While there has been some easing in prices as more lambs come onto the market, prime lambs are currently trading around 10% higher than last year.
“This relative firmness in price is being reflected across Europe in the countries producing heavy lambs,” said Stuart Ashworth, Head of Economics Services with QMS.
“The French producer price is 13% higher than a year ago, the Spanish price is 14% higher and the Irish price one percent higher.
“In contrast, the price for light lambs, defined as carcases of less than 12.5 kg, is struggling to match last year’s levels in the two main lamb-producing regions. It is nine per cent lower in Greece and six per cent lower in Spain although light lambs are selling well in Italy and Croatia.”
The firmness in the UK heavy lamb price is, observed Mr Ashworth, occurring despite modest increases in the volume of new season lambs reaching UK abattoirs compared to this time last year. In England the weekly kill during June reported by Defra was 3% higher than 2016.
“The current price behaviour we are seeing suggests a degree of positivity from the demand side of the equation, perhaps coupled with reduced supplies from outside the UK,” said Mr Ashworth.

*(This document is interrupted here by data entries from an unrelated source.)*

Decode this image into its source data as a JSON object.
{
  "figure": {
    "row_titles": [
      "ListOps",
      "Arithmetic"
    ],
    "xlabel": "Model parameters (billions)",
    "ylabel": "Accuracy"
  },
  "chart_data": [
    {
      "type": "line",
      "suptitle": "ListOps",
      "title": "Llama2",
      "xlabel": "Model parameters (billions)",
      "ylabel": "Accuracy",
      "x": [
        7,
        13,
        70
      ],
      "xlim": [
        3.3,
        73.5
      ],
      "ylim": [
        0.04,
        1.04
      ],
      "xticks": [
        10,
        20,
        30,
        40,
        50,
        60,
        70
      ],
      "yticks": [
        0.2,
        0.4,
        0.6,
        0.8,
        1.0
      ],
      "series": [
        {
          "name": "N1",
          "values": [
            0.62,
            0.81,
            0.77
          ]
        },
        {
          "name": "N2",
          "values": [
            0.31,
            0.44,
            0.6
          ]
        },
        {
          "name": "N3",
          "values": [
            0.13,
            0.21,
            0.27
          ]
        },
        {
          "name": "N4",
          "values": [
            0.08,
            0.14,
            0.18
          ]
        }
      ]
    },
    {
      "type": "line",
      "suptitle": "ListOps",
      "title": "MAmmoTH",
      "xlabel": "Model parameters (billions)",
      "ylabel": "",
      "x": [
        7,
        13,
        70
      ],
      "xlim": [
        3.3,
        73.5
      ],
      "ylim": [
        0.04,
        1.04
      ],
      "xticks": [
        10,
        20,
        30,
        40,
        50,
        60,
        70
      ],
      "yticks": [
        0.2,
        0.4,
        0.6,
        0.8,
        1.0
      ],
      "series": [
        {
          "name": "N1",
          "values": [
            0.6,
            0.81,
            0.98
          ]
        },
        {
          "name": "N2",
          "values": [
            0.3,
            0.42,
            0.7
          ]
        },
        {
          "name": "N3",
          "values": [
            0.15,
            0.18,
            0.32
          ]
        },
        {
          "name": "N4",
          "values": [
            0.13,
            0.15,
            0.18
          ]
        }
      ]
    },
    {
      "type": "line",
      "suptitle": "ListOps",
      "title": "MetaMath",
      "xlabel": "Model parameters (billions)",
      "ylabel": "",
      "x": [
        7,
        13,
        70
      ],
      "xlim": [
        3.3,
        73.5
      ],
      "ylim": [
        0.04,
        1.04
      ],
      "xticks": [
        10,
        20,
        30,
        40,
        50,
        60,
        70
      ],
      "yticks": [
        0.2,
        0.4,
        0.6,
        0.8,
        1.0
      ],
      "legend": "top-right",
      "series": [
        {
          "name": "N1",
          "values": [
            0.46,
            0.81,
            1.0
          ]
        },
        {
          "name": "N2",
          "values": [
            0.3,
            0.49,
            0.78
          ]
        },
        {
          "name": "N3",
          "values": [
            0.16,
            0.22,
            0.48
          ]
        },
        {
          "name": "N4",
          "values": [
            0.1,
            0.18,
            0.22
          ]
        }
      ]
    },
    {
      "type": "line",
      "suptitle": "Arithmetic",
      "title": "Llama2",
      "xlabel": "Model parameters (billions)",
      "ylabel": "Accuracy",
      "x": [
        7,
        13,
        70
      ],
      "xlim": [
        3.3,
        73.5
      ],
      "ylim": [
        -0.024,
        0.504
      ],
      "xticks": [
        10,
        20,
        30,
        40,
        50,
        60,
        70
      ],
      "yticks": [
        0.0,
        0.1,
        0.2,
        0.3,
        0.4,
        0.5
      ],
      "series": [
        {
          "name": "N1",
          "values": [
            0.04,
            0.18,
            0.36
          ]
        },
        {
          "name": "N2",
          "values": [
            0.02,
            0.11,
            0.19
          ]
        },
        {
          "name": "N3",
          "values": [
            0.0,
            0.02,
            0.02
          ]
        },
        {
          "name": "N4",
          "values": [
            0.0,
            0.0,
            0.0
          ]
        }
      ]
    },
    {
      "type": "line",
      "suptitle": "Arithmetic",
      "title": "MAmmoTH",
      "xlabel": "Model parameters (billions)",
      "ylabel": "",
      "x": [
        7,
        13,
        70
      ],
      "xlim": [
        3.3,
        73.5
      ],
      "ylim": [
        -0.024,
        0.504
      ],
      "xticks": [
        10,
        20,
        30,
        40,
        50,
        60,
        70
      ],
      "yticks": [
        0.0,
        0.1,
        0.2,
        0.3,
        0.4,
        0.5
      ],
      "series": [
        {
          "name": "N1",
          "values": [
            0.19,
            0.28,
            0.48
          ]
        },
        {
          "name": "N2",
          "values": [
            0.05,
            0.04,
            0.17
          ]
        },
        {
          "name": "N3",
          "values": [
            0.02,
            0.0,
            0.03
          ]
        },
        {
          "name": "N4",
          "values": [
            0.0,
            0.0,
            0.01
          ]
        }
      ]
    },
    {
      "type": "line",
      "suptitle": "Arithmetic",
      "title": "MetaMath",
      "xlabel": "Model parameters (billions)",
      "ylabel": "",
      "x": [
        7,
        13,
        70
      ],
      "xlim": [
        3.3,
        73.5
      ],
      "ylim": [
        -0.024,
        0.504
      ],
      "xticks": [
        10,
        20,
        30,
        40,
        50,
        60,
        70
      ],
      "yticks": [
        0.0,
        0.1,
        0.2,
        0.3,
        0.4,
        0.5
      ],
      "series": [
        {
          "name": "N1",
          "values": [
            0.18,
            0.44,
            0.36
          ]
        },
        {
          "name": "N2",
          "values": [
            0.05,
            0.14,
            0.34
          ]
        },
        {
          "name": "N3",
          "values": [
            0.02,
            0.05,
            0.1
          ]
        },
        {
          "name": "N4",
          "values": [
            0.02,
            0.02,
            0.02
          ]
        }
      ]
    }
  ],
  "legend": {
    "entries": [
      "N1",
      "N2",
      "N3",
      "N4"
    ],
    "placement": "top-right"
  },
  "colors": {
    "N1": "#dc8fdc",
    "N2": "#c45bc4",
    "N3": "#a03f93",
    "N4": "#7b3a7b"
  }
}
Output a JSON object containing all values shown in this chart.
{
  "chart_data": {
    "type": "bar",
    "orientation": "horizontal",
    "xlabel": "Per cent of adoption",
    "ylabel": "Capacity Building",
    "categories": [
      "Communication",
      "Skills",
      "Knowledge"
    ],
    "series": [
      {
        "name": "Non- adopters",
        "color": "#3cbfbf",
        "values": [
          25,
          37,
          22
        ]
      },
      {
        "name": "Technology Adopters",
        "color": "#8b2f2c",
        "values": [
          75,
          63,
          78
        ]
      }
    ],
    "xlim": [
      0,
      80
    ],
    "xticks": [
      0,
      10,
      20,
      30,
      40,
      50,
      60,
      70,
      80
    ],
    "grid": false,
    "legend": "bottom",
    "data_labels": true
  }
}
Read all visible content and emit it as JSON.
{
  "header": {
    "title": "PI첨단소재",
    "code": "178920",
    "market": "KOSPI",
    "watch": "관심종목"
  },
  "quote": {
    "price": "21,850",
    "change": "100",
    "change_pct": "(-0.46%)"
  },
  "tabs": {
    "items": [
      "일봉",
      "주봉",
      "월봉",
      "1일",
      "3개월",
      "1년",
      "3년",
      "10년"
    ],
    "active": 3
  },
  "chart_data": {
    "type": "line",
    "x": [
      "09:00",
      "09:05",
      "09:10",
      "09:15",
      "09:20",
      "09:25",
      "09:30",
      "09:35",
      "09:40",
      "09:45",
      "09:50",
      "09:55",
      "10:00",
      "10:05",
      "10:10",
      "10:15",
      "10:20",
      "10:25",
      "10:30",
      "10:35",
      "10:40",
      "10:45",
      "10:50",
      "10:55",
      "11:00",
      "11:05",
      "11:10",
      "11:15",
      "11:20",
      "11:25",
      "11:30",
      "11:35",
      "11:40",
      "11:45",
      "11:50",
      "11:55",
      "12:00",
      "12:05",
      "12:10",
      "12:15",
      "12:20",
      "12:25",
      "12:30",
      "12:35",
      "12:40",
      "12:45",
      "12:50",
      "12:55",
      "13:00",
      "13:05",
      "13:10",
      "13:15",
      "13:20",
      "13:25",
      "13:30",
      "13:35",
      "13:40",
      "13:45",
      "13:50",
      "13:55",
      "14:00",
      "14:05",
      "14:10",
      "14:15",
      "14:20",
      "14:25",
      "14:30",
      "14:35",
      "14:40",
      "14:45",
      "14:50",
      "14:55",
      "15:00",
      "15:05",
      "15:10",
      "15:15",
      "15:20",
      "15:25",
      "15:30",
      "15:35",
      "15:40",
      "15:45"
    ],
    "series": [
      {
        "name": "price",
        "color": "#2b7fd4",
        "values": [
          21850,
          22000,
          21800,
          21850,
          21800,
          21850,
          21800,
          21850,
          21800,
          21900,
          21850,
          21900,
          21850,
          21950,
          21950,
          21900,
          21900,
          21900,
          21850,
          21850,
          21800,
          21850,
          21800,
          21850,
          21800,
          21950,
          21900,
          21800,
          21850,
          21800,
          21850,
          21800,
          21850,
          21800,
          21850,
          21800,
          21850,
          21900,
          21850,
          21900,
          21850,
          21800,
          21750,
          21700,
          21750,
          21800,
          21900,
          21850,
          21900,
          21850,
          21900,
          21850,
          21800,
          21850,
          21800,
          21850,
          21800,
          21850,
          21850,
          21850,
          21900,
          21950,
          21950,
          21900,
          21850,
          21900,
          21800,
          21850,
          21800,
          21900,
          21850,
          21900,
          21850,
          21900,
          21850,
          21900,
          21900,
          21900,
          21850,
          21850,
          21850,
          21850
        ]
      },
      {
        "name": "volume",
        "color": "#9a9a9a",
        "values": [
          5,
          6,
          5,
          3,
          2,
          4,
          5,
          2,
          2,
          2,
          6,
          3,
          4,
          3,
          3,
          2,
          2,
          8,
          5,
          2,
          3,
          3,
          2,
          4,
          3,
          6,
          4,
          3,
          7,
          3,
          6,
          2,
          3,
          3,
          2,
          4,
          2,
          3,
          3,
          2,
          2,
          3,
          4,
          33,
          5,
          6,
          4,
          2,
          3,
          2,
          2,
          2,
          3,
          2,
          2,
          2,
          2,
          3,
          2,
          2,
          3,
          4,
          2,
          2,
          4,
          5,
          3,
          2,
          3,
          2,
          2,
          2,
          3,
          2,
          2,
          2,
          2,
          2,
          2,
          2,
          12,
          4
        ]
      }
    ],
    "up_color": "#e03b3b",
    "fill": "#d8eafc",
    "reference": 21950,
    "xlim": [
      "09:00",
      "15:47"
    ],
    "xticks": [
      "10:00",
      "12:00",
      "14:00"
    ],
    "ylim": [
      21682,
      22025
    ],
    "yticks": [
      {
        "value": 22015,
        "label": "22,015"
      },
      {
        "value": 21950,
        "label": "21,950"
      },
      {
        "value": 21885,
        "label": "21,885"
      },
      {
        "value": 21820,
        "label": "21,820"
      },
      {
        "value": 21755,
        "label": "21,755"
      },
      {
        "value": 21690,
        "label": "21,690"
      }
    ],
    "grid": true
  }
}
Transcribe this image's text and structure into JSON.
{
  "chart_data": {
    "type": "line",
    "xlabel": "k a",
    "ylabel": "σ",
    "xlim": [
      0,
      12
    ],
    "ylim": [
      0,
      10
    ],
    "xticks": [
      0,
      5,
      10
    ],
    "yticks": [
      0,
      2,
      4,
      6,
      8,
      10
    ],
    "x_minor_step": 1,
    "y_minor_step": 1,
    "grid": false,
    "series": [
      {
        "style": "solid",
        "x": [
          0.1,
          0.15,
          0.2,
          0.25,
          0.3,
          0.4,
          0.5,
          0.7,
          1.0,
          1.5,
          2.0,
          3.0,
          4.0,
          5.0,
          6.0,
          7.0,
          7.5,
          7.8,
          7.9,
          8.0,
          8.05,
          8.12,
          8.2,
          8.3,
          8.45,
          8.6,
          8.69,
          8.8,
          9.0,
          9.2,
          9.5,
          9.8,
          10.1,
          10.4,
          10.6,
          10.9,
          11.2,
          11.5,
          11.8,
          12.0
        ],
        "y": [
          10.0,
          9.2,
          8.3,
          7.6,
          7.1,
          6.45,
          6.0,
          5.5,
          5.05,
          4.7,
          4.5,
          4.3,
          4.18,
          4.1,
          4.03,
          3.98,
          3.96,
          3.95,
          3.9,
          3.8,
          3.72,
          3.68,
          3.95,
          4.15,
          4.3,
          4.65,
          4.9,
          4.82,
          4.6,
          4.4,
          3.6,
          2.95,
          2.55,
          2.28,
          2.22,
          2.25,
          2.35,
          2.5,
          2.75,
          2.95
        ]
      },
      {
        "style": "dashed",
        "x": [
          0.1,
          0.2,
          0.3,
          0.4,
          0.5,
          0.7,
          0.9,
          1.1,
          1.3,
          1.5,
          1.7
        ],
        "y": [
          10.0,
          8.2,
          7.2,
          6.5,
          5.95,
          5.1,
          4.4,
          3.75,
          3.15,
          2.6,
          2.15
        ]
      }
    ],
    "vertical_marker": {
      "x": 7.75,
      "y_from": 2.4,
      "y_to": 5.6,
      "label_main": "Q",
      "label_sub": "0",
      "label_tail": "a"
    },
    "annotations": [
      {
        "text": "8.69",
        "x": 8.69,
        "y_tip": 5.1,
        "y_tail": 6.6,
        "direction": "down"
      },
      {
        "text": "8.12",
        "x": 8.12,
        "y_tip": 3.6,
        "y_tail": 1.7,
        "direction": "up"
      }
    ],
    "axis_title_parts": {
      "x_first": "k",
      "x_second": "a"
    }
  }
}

In Ireland the volume of new season lamb is also currently running higher than last year but they too have seen producer prices holding similar to 2016. Price movements in France, however, reflect a lower domestic supply. French lamb slaughterings during May, for example, were two percent lower than last year and, with a ewe population reported in December 2016 to have fallen by 1.5%, reduced numbers remain likely.
“Deliveries from New Zealand to the UK and Europe are also running lower than year-earlier levels,” said Mr Ashworth.
“Over the past six months New Zealand reports around 20% less sheepmeat dispatched to Great Britain. On the basis of a 20kg lamb carcase, this shortfall in volume could amount to the equivalent of around five per cent of the UK weekly production at this time of year.”
With New Zealand deliveries into the mainland European market also falling short of last year, there is potential export opportunity for UK abattoirs, he added.
UK export statistics for 2017 up until the end of April show growth in export volumes to Europe compared with 2016, helped by exchange rates that make UK lamb competitive in European markets.
“The net effect of these trade patterns and opportunities is to boost competition in the market place and support price,” stated Mr Ashworth.
However, he said, one consequence of the current market situation is that the volume of lamb on the home market has declined but the level of self-sufficiency has increased. The decline in the total volume of lamb on the home market inevitably means that overall consumption has also declined and the retail price of some cuts has gone up.
“The volume of domestic lambs available on the market typically builds towards autumn with the UK weekly kill usually peaking in September or October when it is often 25% higher than the weekly kill in June,” added Mr Ashworth.
“This is the point where there is typically the greatest seasonal downward pressure on farmgate prices. However, the weakness of Sterling and low production in mainland Europe and New Zealand point to export opportunities which could, to some extent, mitigate the seasonal price fall this year.”